Allain’s curiosity about human behaviour is mirrored in his artwork, particularly in the coffee stain drawings that he began making after a brief introduction to Roschach inkblot interpretation a few years ago.

“It really intrigued me, those inkblots,” Allain recalls. “How no one could be wrong in what they saw in the random shape.”

This inkblot intrigue means Allain's subsequent discovery of spilled coffee as art inspiration was itself not entirely random: “A late night, no ideas for a while, and then a little scrap of paper with a brown stain that looked like an elephant,” the artist explains.

“I’ve tried other things for small bodies of work. Pepsi, beer, cream soda, orange juice, milk.
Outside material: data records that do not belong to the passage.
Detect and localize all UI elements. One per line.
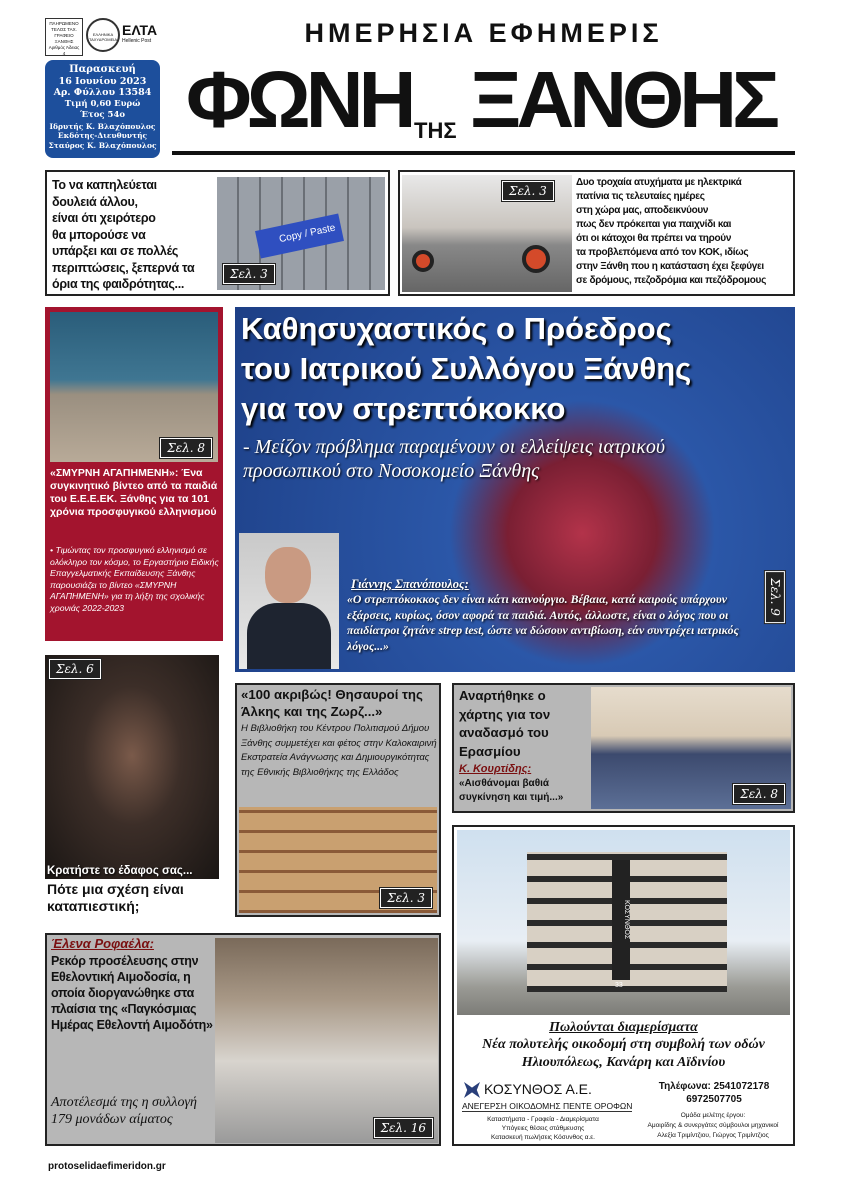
issue-info-box bbox=[45, 60, 160, 158]
masthead-title-small: ΤΗΣ bbox=[414, 118, 457, 143]
publisher: Σταύρος Κ. Βλαχόπουλος bbox=[48, 140, 157, 150]
ad-title: Πωλούνται διαμερίσματα bbox=[549, 1020, 698, 1035]
text-line: περιπτώσεις, ξεπερνά τα bbox=[52, 260, 195, 275]
blood-speaker: Έλενα Ροφαέλα: bbox=[51, 936, 154, 951]
page-ref: Σελ. 8 bbox=[733, 784, 785, 804]
page-ref: Σελ. 6 bbox=[49, 659, 101, 679]
elta-text: ΕΛΤΑ bbox=[122, 22, 158, 38]
story-scooter[interactable] bbox=[398, 170, 795, 296]
elta-sub: Hellenic Post bbox=[122, 38, 152, 44]
relationship-headline: Πότε μια σχέση είναι καταπιεστική; bbox=[47, 881, 184, 914]
page-ref: Σελ. 3 bbox=[502, 181, 554, 201]
text-line: Το να καπηλεύεται bbox=[52, 178, 157, 192]
main-quote: «Ο στρεπτόκοκκος δεν είναι κάτι καινούργιο. Βέβαια, κατά καιρούς υπάρχουν εξάρσεις, κυρίως, όσον αφορά τα παιδιά. Αυτός, άλλωστε, είναι ο λόγος που οι παιδίατροι ζητάνε strep test, ώστε να δώσουν αντιβίωση, εάν συντρέχει ιατρικός λόγος...» bbox=[347, 592, 739, 653]
building-number: 33 bbox=[615, 982, 623, 989]
main-subheadline: - Μείζον πρόβλημα παραμένουν οι ελλείψεις ιατρικού προσωπικού στο Νοσοκομείο Ξάνθης bbox=[243, 436, 666, 482]
publisher-label: Εκδότης-Διευθυντής bbox=[57, 131, 148, 140]
story-scooter-text bbox=[576, 176, 766, 288]
text-line: Κατασκευή πωλήσεις Κόσυνθος α.ε. bbox=[490, 1134, 595, 1141]
story-copy-paste[interactable] bbox=[45, 170, 390, 296]
text-line: Αλεξία Τριμίντζιου, Γιώργος Τριμίντζιος bbox=[657, 1132, 769, 1139]
issue-price: Τιμή 0,60 Ευρώ bbox=[64, 98, 141, 109]
meeting-photo bbox=[591, 687, 791, 809]
doctor-portrait bbox=[239, 533, 339, 669]
scooter-photo bbox=[402, 175, 572, 292]
text-line: στην Ξάνθη που η κατάσταση έχει ξεφύγει bbox=[576, 261, 764, 272]
company-sub: ΑΝΕΓΕΡΣΗ ΟΙΚΟΔΟΜΗΣ ΠΕΝΤΕ ΟΡΟΦΩΝ bbox=[462, 1101, 633, 1111]
library-body: Η Βιβλιοθήκη του Κέντρου Πολιτισμού Δήμου Ξάνθης συμμετέχει και φέτος στην Καλοκαιρινή Εκστρατεία Ανάγνωσης και Δημιουργικότητας της Εθνικής Βιβλιοθήκης της Ελλάδος bbox=[241, 723, 437, 778]
main-speaker: Γιάννης Σπανόπουλος: bbox=[351, 577, 469, 591]
building-rendering bbox=[457, 830, 790, 1015]
blood-result: Αποτέλεσμά της η συλλογή 179 μονάδων αίματος bbox=[51, 1095, 197, 1127]
page-ref: Σελ. 3 bbox=[380, 888, 432, 908]
ad-team bbox=[632, 1111, 794, 1141]
postage-box: ΠΛΗΡΩΜΕΝΟ ΤΕΛΟΣ ΤΑΧ. ΓΡΑΦΕΙΟ ΞΑΝΘΗΣ Αριθμός Άδειας 4 bbox=[45, 18, 83, 56]
company-name: ΚΟΣΥΝΘΟΣ Α.Ε. bbox=[484, 1081, 592, 1097]
text-line: Καταστήματα - Γραφεία - Διαμερίσματα bbox=[487, 1116, 599, 1123]
story-copy-text bbox=[52, 177, 194, 293]
story-blood-donation[interactable] bbox=[45, 933, 441, 1146]
text-line: Αμοιρίδης & συνεργάτες σύμβουλοι μηχανικοί bbox=[647, 1122, 779, 1129]
page-ref: Σελ. 16 bbox=[374, 1118, 433, 1138]
text-line: δουλειά άλλου, bbox=[52, 194, 138, 209]
story-library[interactable] bbox=[235, 683, 441, 917]
text-line: πατίνια τις τελευταίες ημέρες bbox=[576, 191, 705, 202]
masthead-title-right: ΞΑΝΘΗΣ bbox=[470, 55, 776, 144]
story-map[interactable] bbox=[452, 683, 795, 813]
company-logo-icon bbox=[464, 1082, 480, 1098]
library-photo bbox=[239, 807, 437, 913]
text-line: Δυο τροχαία ατυχήματα με ηλεκτρικά bbox=[576, 177, 742, 188]
ad-line1: Νέα πολυτελής οικοδομή στη συμβολή των οδών bbox=[482, 1037, 765, 1052]
text-line: για τον στρεπτόκοκκο bbox=[241, 391, 566, 426]
masthead-kicker: ΗΜΕΡΗΣΙΑ ΕΦΗΜΕΡΙΣ bbox=[304, 18, 663, 48]
text-line: τα προβλεπόμενα από τον ΚΟΚ, ιδίως bbox=[576, 247, 749, 258]
blood-donation-photo bbox=[215, 938, 438, 1143]
issue-number: Αρ. Φύλλου 13584 bbox=[53, 87, 152, 98]
text-line: σε δρόμους, πεζοδρόμια και πεζόδρομους bbox=[576, 275, 766, 286]
text-line: Τηλέφωνα: 2541072178 bbox=[658, 1081, 770, 1092]
text-line: υπάρξει και σε πολλές bbox=[52, 244, 179, 258]
text-line: ότι οι κάτοχοι θα πρέπει να τηρούν bbox=[576, 233, 732, 244]
founder: Ιδρυτής Κ. Βλαχόπουλος bbox=[49, 121, 156, 131]
text-line: Καθησυχαστικός ο Πρόεδρος bbox=[241, 311, 672, 346]
smyrna-photo bbox=[50, 312, 218, 462]
smyrna-body: • Τιμώντας τον προσφυγικό ελληνισμό σε ολόκληρο τον κόσμο, το Εργαστήριο Ειδικής Επαγγελματικής Εκπαίδευσης Ξάνθης παρουσιάζει το βίντεο «ΣΜΥΡΝΗ ΑΓΑΠΗΜΕΝΗ» για τη λήξη της σχολικής χρονιάς 2022-2023 bbox=[50, 545, 219, 613]
map-quote: «Αισθάνομαι βαθιά συγκίνηση και τιμή...» bbox=[459, 778, 564, 803]
issue-year: Έτος 54ο bbox=[79, 110, 126, 120]
relationship-caption: Κρατήστε το έδαφος σας... bbox=[47, 865, 193, 877]
post-seal: ΕΛΛΗΝΙΚΑ ΤΑΧΥΔΡΟΜΕΙΑ bbox=[86, 18, 120, 52]
text-line: πως δεν πρόκειται για παιχνίδι και bbox=[576, 219, 732, 230]
issue-date: 16 Ιουνίου 2023 bbox=[58, 75, 147, 87]
page-ref: Σελ. 3 bbox=[223, 264, 275, 284]
apartment-ad[interactable] bbox=[452, 825, 795, 1146]
text-line: θα μπορούσε να bbox=[52, 227, 146, 242]
story-relationship[interactable] bbox=[45, 655, 221, 920]
text-line: είναι ότι χειρότερο bbox=[52, 211, 156, 225]
keyboard-photo bbox=[217, 177, 385, 290]
issue-day: Παρασκευή bbox=[69, 64, 136, 75]
smyrna-headline: «ΣΜΥΡΝΗ ΑΓΑΠΗΜΕΝΗ»: Ένα συγκινητικό βίντεο από τα παιδιά του Ε.Ε.Ε.ΕΚ. Ξάνθης για τα 101 χρόνια προσφυγικού ελληνισμού bbox=[50, 467, 218, 518]
blood-headline: Ρεκόρ προσέλευσης στην Εθελοντική Αιμοδοσία, η οποία διοργανώθηκε στα πλαίσια της «Παγκόσμιας Ημέρας Εθελοντή Αιμοδότη» bbox=[51, 954, 213, 1032]
text-line: Ομάδα μελέτης έργου: bbox=[680, 1112, 746, 1119]
masthead-title-left: ΦΩΝΗ bbox=[186, 55, 412, 144]
company-features bbox=[458, 1115, 628, 1142]
library-headline: «100 ακριβώς! Θησαυροί της Άλκης και της Ζωρζ...» bbox=[241, 687, 423, 719]
building-sign: ΚΟΣΥΝΘΟΣ bbox=[612, 860, 630, 980]
masthead bbox=[172, 18, 795, 155]
woman-photo bbox=[45, 655, 219, 879]
story-smyrna[interactable] bbox=[45, 307, 223, 641]
text-line: Υπόγειες θέσεις στάθμευσης bbox=[501, 1125, 585, 1132]
ad-phones bbox=[639, 1080, 789, 1106]
elta-logo bbox=[122, 22, 157, 44]
map-headline: Αναρτήθηκε ο χάρτης για τον αναδασμό του Ερασμίου bbox=[459, 688, 551, 759]
map-speaker: Κ. Κουρτίδης: bbox=[459, 763, 532, 775]
text-line: 6972507705 bbox=[686, 1094, 742, 1105]
page-ref: Σελ. 8 bbox=[160, 438, 212, 458]
copy-paste-key: Copy / Paste bbox=[255, 213, 344, 258]
main-story[interactable] bbox=[235, 307, 795, 672]
page-ref: Σελ. 9 bbox=[765, 571, 785, 623]
text-line: στη χώρα μας, αποδεικνύουν bbox=[576, 205, 709, 216]
watermark: protoselidaefimeridon.gr bbox=[45, 1160, 169, 1173]
main-headline bbox=[241, 309, 691, 429]
text-line: του Ιατρικού Συλλόγου Ξάνθης bbox=[241, 351, 692, 386]
ad-line2: Ηλιουπόλεως, Κανάρη και Αϊδινίου bbox=[521, 1055, 726, 1070]
text-line: όρια της φαιδρότητας... bbox=[52, 277, 185, 291]
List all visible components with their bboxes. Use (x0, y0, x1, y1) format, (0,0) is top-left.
But there’s this really wonderful thing about coffee,” he continues.

“The browns naturally give it a nostalgic, warm feel, and depending on how it dries it can give these dark, really elegant lines that I couldn’t draw myself. And if it’s in the right light, where the yellows start to come out, it glows.”

On another level, Allain sees the irony in how he uses everyday coffee stains to make drawings of things that are epic, iconic, and even biblical in theme—things like the hand of God, the founding of Rome, virgins, and serial killers.

“It’s like a reverse Dutch still life. Using something very ordinary to make something very revered. I think it puts things in perspective, in some way. Puts everything on the same level in terms of idolization.”